Matt Purple, “I Do Not Like This Woke FlimFlam“.
In 2010, as a devout progressive, I stumbled upon The American Conservative while reading articles related to the built environment. I’d gotten turned on about that issue in college and believed it was an issue, like energy or farm policy, that should transcend party lines. To my continuing surprise, TAC was also a very vocal antiwar magazine, and since the anti-war left had taken down its shingle and gone home in the wake of Obama’s election, I was only happy to explore this novelty. TAC has only grown in my estimation over the years — though it helps that the progressive left became so hostile and reckless that I left their camp altogether. Libertarians and many conservatives I can break bread with even when we disagree, but so many modern ‘progressives’ are political Wahhabists who won’t ever stop preaching about their pet issue and are ready to condemn those who disagree as kafir. I’ve been especially disgusted and outraged by the blooming problem of deplatforming and cancel culture. It’s grown to almost absurd levels, and one hopes that the unbridled arrogance of this cultural cancer will provoke pushback. It’s beyond sad when an organization like the American Library Association, which hosts the pious fraud known as Banned Books Week, is party to this nonsense as well.
The Dr Seuss thing is why I think public domain is better than family “legacies.” Mind-boggling that they can erase the book just because they own the copyright, when it’s been around for decades.

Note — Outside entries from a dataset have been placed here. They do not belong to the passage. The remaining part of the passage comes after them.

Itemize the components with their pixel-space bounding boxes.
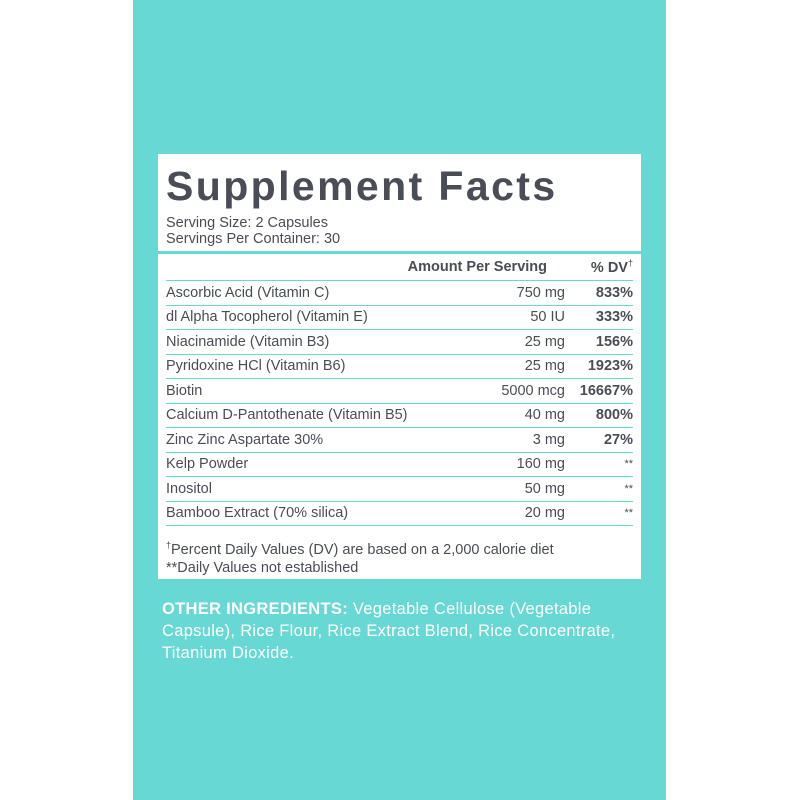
footnote-dagger: † <box>166 540 172 550</box>
nutrient-amount: 25 mg <box>524 358 565 375</box>
nutrient-name: Calcium D-Pantothenate (Vitamin B5) <box>166 407 408 424</box>
nutrient-amount: 5000 mcg <box>501 382 565 399</box>
footnote-not-established: **Daily Values not established <box>166 559 359 576</box>
nutrient-name: Ascorbic Acid (Vitamin C) <box>166 284 330 301</box>
nutrient-dv: 833% <box>595 284 633 301</box>
nutrient-dv: 800% <box>595 407 633 424</box>
nutrient-dv: 1923% <box>587 358 633 375</box>
amount-header: Amount Per Serving <box>407 259 547 275</box>
nutrient-amount: 750 mg <box>516 284 565 301</box>
nutrient-amount: 160 mg <box>516 456 565 473</box>
table-row: Calcium D-Pantothenate (Vitamin B5) 40 mg… <box>166 404 633 428</box>
teal-label-panel: Supplement Facts Serving Size: 2 Capsule… <box>133 0 666 800</box>
footnote-dv: †Percent Daily Values (DV) are based on … <box>166 536 633 559</box>
divider-thick <box>158 251 641 254</box>
facts-title: Supplement Facts <box>166 163 558 209</box>
nutrient-amount: 50 mg <box>524 480 565 497</box>
supplement-facts-box: Supplement Facts Serving Size: 2 Capsule… <box>158 154 641 579</box>
nutrient-name: Kelp Powder <box>166 456 249 473</box>
dv-dagger: † <box>627 258 633 269</box>
nutrient-amount: 3 mg <box>532 431 565 448</box>
nutrient-amount: 40 mg <box>524 407 565 424</box>
nutrient-name: Niacinamide (Vitamin B3) <box>166 333 330 350</box>
table-row: Bamboo Extract (70% silica) 20 mg ** <box>166 502 633 526</box>
nutrient-dv: 333% <box>595 309 633 326</box>
servings-per-container: Servings Per Container: 30 <box>166 231 341 247</box>
nutrient-name: Inositol <box>166 480 212 497</box>
other-ingredients-label: OTHER INGREDIENTS: <box>162 600 348 618</box>
table-row: Ascorbic Acid (Vitamin C) 750 mg 833% <box>166 280 633 306</box>
nutrient-dv: ** <box>624 507 633 520</box>
nutrient-dv: ** <box>624 482 633 495</box>
nutrient-amount: 50 IU <box>530 309 565 326</box>
table-row: Pyridoxine HCl (Vitamin B6) 25 mg 1923% <box>166 355 633 379</box>
table-row: Inositol 50 mg ** <box>166 477 633 502</box>
table-row: Biotin 5000 mcg 16667% <box>166 379 633 404</box>
other-ingredients: OTHER INGREDIENTS: Vegetable Cellulose (… <box>162 598 642 664</box>
nutrient-name: Zinc Zinc Aspartate 30% <box>166 431 324 448</box>
footnotes: †Percent Daily Values (DV) are based on … <box>166 536 633 577</box>
table-row: Kelp Powder 160 mg ** <box>166 453 633 477</box>
footnote-dv-text: Percent Daily Values (DV) are based on a… <box>171 541 554 558</box>
nutrient-dv: 27% <box>603 431 633 448</box>
nutrient-amount: 20 mg <box>524 505 565 522</box>
table-row: Zinc Zinc Aspartate 30% 3 mg 27% <box>166 428 633 453</box>
table-row: Niacinamide (Vitamin B3) 25 mg 156% <box>166 330 633 355</box>
table-row: dl Alpha Tocopherol (Vitamin E) 50 IU 333% <box>166 306 633 330</box>
nutrient-name: Biotin <box>166 382 203 399</box>
serving-info: Serving Size: 2 Capsules Servings Per Co… <box>166 215 633 247</box>
nutrient-table: Ascorbic Acid (Vitamin C) 750 mg 833% dl Al… <box>166 280 633 526</box>
dv-header-label: % DV <box>590 259 628 276</box>
column-header-row: Amount Per Serving % DV† <box>166 254 633 280</box>
serving-size: Serving Size: 2 Capsules <box>166 215 328 231</box>
dv-header: % DV† <box>573 258 633 276</box>
nutrient-name: Bamboo Extract (70% silica) <box>166 505 349 522</box>
nutrient-dv: ** <box>624 458 633 471</box>
nutrient-dv: 156% <box>595 333 633 350</box>
other-ingredients-text: Vegetable Cellulose (Vegetable Capsule),… <box>162 600 616 662</box>
nutrient-name: dl Alpha Tocopherol (Vitamin E) <box>166 309 368 326</box>
nutrient-dv: 16667% <box>579 382 633 399</box>
nutrient-name: Pyridoxine HCl (Vitamin B6) <box>166 358 346 375</box>
nutrient-amount: 25 mg <box>524 333 565 350</box>
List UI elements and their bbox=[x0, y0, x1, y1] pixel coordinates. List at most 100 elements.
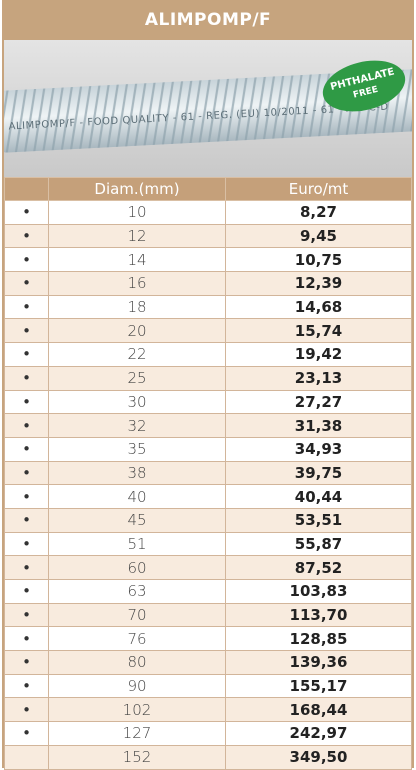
bullet-cell: • bbox=[5, 603, 49, 627]
bullet-cell: • bbox=[5, 508, 49, 532]
price-cell: 349,50 bbox=[226, 745, 412, 769]
diam-cell: 80 bbox=[49, 651, 226, 675]
bullet-cell: • bbox=[5, 627, 49, 651]
header-cell bbox=[5, 178, 49, 201]
diam-cell: 45 bbox=[49, 508, 226, 532]
bullet-cell: • bbox=[5, 556, 49, 580]
title: ALIMPOMP/F bbox=[4, 0, 412, 40]
diam-cell: 20 bbox=[49, 319, 226, 343]
price-cell: 34,93 bbox=[226, 437, 412, 461]
price-cell: 40,44 bbox=[226, 485, 412, 509]
bullet-cell: • bbox=[5, 651, 49, 675]
product-photo: ALIMPOMP/F - FOOD QUALITY - 61 - REG. (E… bbox=[4, 40, 412, 177]
diam-cell: 63 bbox=[49, 580, 226, 604]
bullet-cell: • bbox=[5, 485, 49, 509]
bullet-cell: • bbox=[5, 390, 49, 414]
diam-cell: 10 bbox=[49, 201, 226, 225]
bullet-cell: • bbox=[5, 295, 49, 319]
diam-cell: 76 bbox=[49, 627, 226, 651]
bullet-cell: • bbox=[5, 248, 49, 272]
bullet-cell: • bbox=[5, 437, 49, 461]
bullet-cell: • bbox=[5, 580, 49, 604]
price-cell: 10,75 bbox=[226, 248, 412, 272]
diam-cell: 32 bbox=[49, 414, 226, 438]
bullet-cell: • bbox=[5, 272, 49, 296]
diam-cell: 35 bbox=[49, 437, 226, 461]
price-cell: 113,70 bbox=[226, 603, 412, 627]
price-cell: 103,83 bbox=[226, 580, 412, 604]
bullet-cell: • bbox=[5, 532, 49, 556]
diam-cell: 40 bbox=[49, 485, 226, 509]
price-cell: 31,38 bbox=[226, 414, 412, 438]
diam-cell: 51 bbox=[49, 532, 226, 556]
price-cell: 128,85 bbox=[226, 627, 412, 651]
header-cell: Diam.(mm) bbox=[49, 178, 226, 201]
bullet-cell: • bbox=[5, 319, 49, 343]
diam-cell: 127 bbox=[49, 722, 226, 746]
bullet-cell: • bbox=[5, 343, 49, 367]
price-cell: 87,52 bbox=[226, 556, 412, 580]
price-cell: 53,51 bbox=[226, 508, 412, 532]
price-cell: 14,68 bbox=[226, 295, 412, 319]
bullet-cell: • bbox=[5, 224, 49, 248]
price-cell: 55,87 bbox=[226, 532, 412, 556]
diam-cell: 30 bbox=[49, 390, 226, 414]
bullet-cell: • bbox=[5, 674, 49, 698]
diam-cell: 18 bbox=[49, 295, 226, 319]
price-cell: 15,74 bbox=[226, 319, 412, 343]
price-cell: 168,44 bbox=[226, 698, 412, 722]
diam-cell: 102 bbox=[49, 698, 226, 722]
price-cell: 27,27 bbox=[226, 390, 412, 414]
diam-cell: 60 bbox=[49, 556, 226, 580]
bullet-cell: • bbox=[5, 461, 49, 485]
price-cell: 9,45 bbox=[226, 224, 412, 248]
diam-cell: 70 bbox=[49, 603, 226, 627]
diam-cell: 38 bbox=[49, 461, 226, 485]
diam-cell: 16 bbox=[49, 272, 226, 296]
diam-cell: 90 bbox=[49, 674, 226, 698]
diam-cell: 12 bbox=[49, 224, 226, 248]
price-cell: 242,97 bbox=[226, 722, 412, 746]
header-cell: Euro/mt bbox=[226, 178, 412, 201]
price-cell: 19,42 bbox=[226, 343, 412, 367]
bullet-cell: • bbox=[5, 366, 49, 390]
price-cell: 12,39 bbox=[226, 272, 412, 296]
price-cell: 155,17 bbox=[226, 674, 412, 698]
diam-cell: 14 bbox=[49, 248, 226, 272]
diam-cell: 152 bbox=[49, 745, 226, 769]
price-cell: 39,75 bbox=[226, 461, 412, 485]
price-cell: 139,36 bbox=[226, 651, 412, 675]
diam-cell: 25 bbox=[49, 366, 226, 390]
price-cell: 23,13 bbox=[226, 366, 412, 390]
bullet-cell: • bbox=[5, 698, 49, 722]
price-sheet: ALIMPOMP/F ALIMPOMP/F - FOOD QUALITY - 6… bbox=[2, 0, 414, 768]
bullet-cell bbox=[5, 745, 49, 769]
bullet-cell: • bbox=[5, 414, 49, 438]
header-row: Diam.(mm) Euro/mt bbox=[5, 178, 412, 201]
bullet-cell: • bbox=[5, 201, 49, 225]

If I only had the storage 😆 , I’d probably buy the entire Western canon, cause at this rate… what’s next?
Most of the books I buy these days are ebooks because of space-saving and sales, but cancel culture makes a pressing argument for physical media. One of my original fears with ebooks (voiced here in that “Go Go Gadget Literature” reflection I posted in ’13 or so) was that amazon and the like could erase purchased books if they stopped selling them for some reason. That isn’t an issue with ‘real’ books, and it’s the reason I purchased “When Harry Became Sally” in real form: it wasn’t a book on my shortlist, but Amazon’s attempt to throw it into the memoryhole made me want to read it.
That’s *one* reason I buy real books too. It’s really hard to ‘delete’ hard copy just because someone somewhere found something ‘offensive’ in it.
I just bought it too, for the same reason, haha…
It’s not being erased, it is no longer being published. Books go out of publication all the time. The family estate made a decision to do this, and they felt it is the right one. Most of the books are not well-known at this point anyway, so they’re not really taking an actual hit.
The books can’t be legally reprinted by anyone else legally, so as existing copies ages into un-usability, the books will essentially disappear: the effect is the same. If they’d let the books go out of print and said nothing, no one would know or care. But they wanted to use it to make a political point, which is noxious. It’s part of the total politicization of culture, which is why people are getting riled up about it.